上記の任天堂のコントローラーにある8つのボタンは、最新のハンドルで一般的に見られるコントローラーの、最小限の実用的な製品モデルです。このコントローラーからの入力を考慮して車載アプリを設計すれば、そのアプリはほとんどの入力と互換性があるでしょう。
ステレオヘッドユニット
2つめの入力源は、ステレオヘッドユニットです。Android Auto / Apple CarPlayと互換性のあるほとんどのステレオユニットは、タッチスクリーンディスプレイを持っています。携帯電話やタブレット向けのアプリを既に設計している場合、ステレオヘッドユニットのタッチスクリーンはiOSやAndroidのプラットフォームと違いはありません。
ただし、ステレオヘッドユニットは、接続されている携帯電話よりも性能が良くないことが多いことに注意しましょう。ユーザーからの入力を受け取る最良の方法は、USB接続をした携帯電話のアプリをステレオタッチスクリーンに映すことです。

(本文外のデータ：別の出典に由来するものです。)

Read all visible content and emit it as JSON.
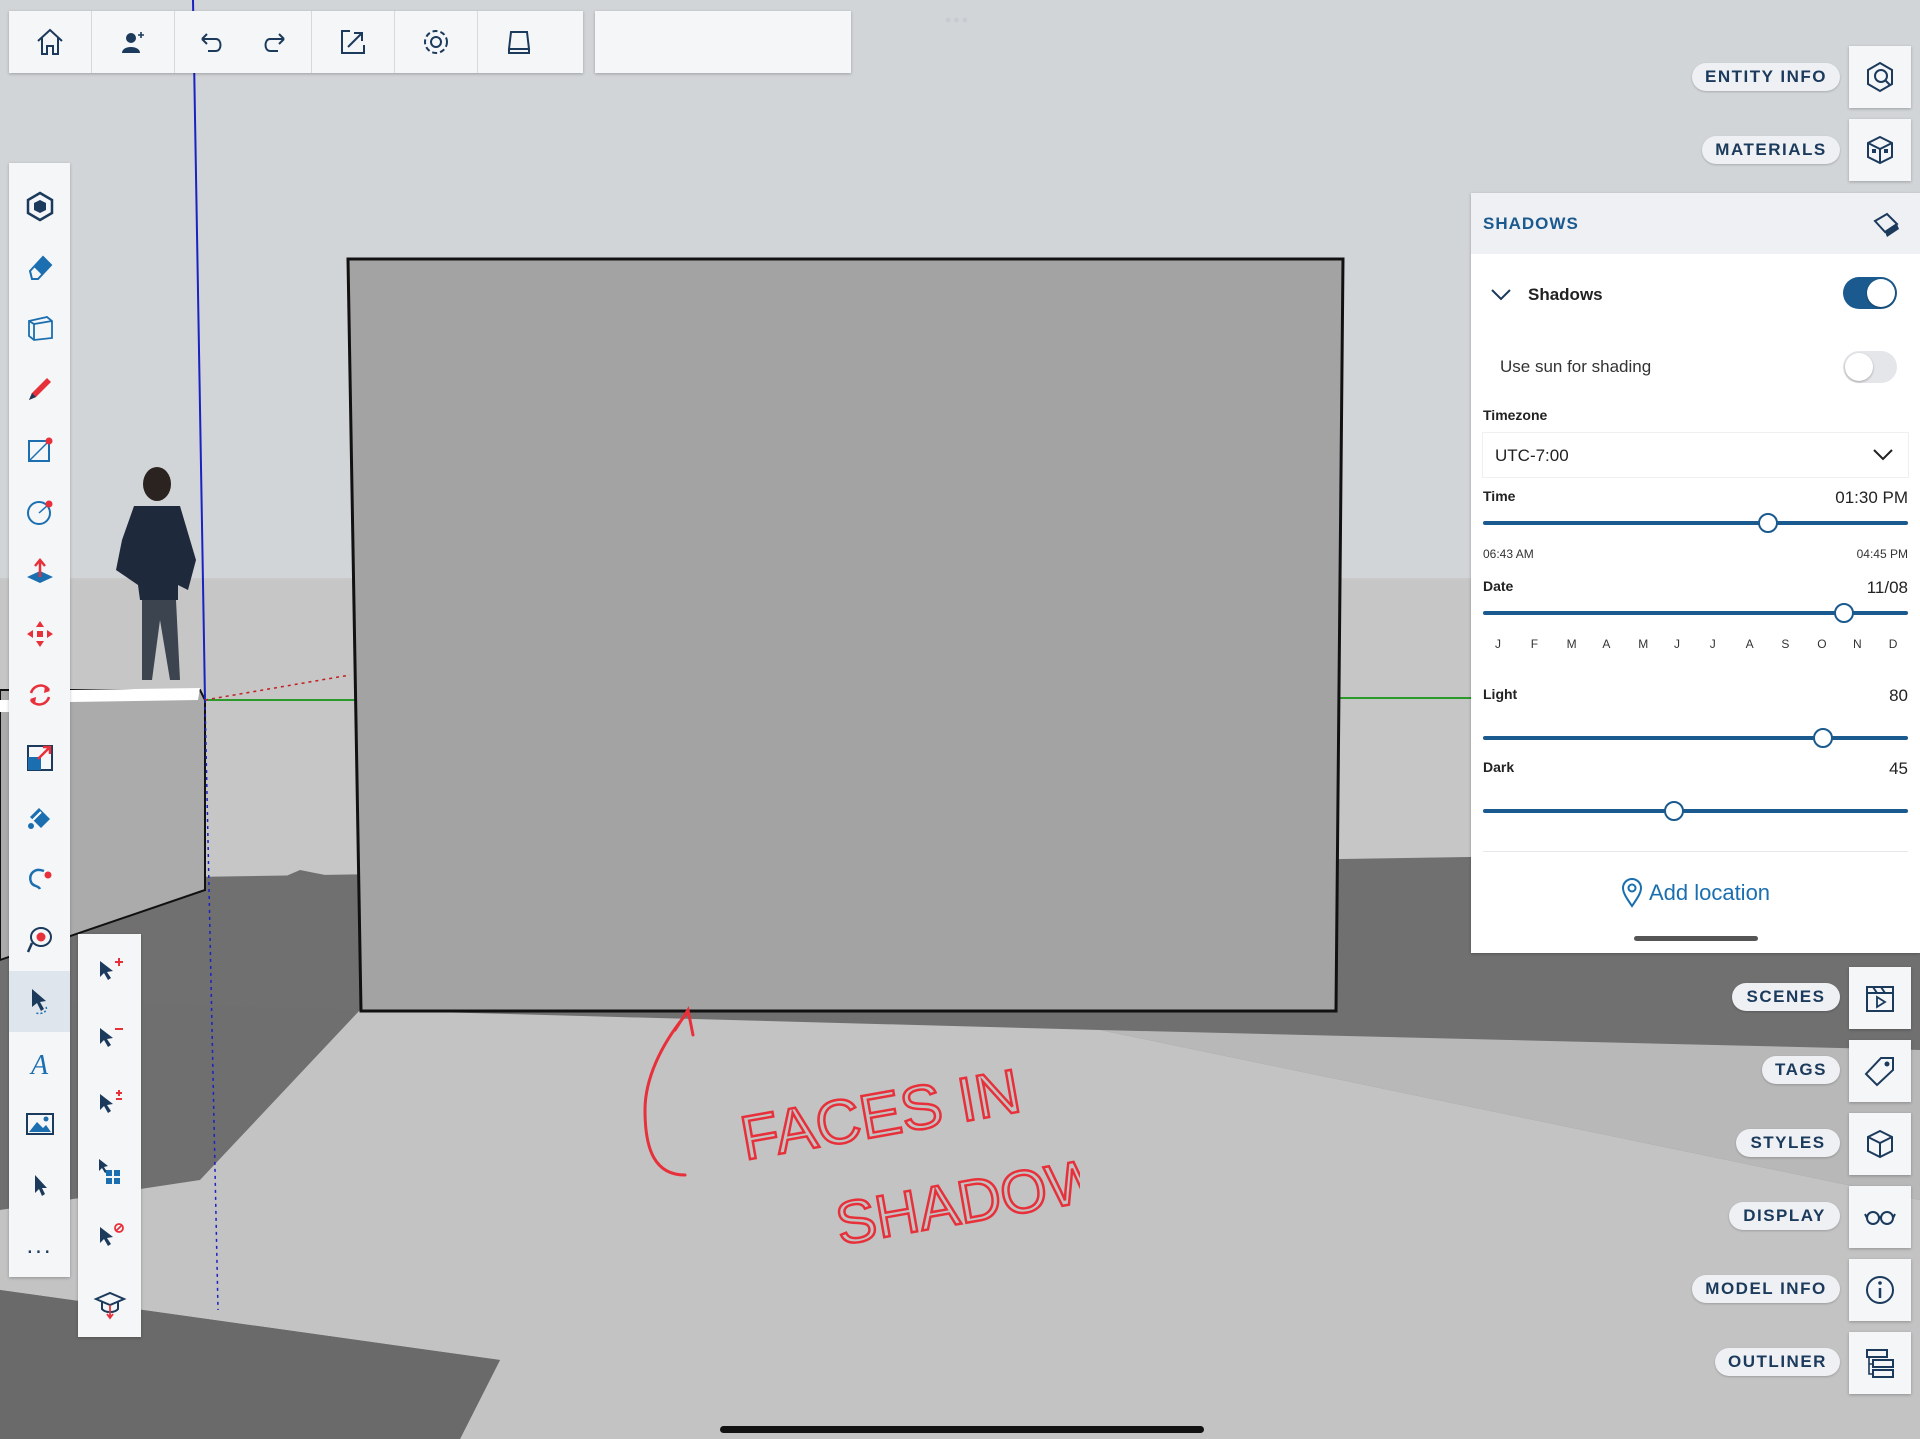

もう一度言います、ユーザーの入力を最小限に抑えることが自動車向けアプリの目的だということを忘れないでください。ステレオヘッドユニットの操作は、運転中のメールのような重大な犯罪ではありませんが、運転中の注意をそらしてしまうものであると覚えておきましょう。
音声入力
おそらく、もっとも安全な(そして、もっとも不満足な)入力方法は、音声入力でしょう。音声入力は、ユーザーがハンドルに手を触れたまま、アプリに入力することを可能にします。
ですが音声入力が、「play White Water」と「play Right Rudder」の違い(編注:違う言葉でも音が似ている)を解釈できるかどうかは議論の対象です。しかし、Android Autoを使ってGoogleの音声コマンドを利用すると、電話をかけたり、目的地を設定したり、メッセージを送信したり、別の曲を選択したりすることができます。

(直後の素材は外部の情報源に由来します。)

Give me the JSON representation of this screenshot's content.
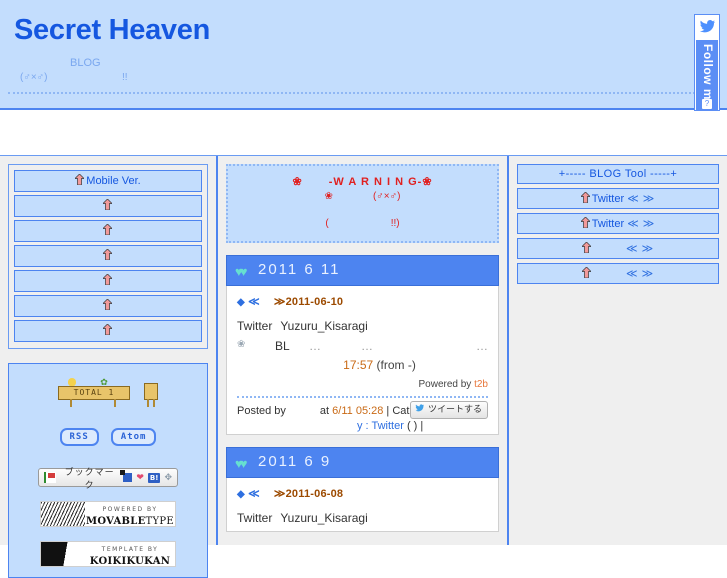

音声入力に対応したアプリでない場合は、音声入力に関するAndroidデベロッパーのガイドラインをご覧ください。
結論:カーステレオは携帯電話ではない
Android AutoとApple CarPlayを利用したアプリの設計は、携帯電話のアプリの設計と似ています。しかし、自動車向けアプリの設計には、独自の課題があります。
目的地へたどり着くということであれば、携帯電話だけで十分であるということを前提として自動車向けアプリを設計しましょう。入力方法は、ハンドルの物理的なボタン、ステレオヘッドユニット、または音声入力のうちの、いずれかでなければなりません。
このような限られた選択肢の中でも、ユーザビリティの階層が存在します。強力な音声認識アルゴリズムを使用している場合は、音声入力がもっとも使いやすい入力手段となります。ハンドルの物理的なボタンによる入力は2番目に使いやすい入力手段で、ユーザーのステレオヘッドユニットのタッチスクリーンでの入力が続きます(これは道路上で非常に注意をそらしてしまう可能性があります)。
クライアント用に自動車向けアプリを設計する場合は、この記事で紹介した独自の課題について覚えておいてください。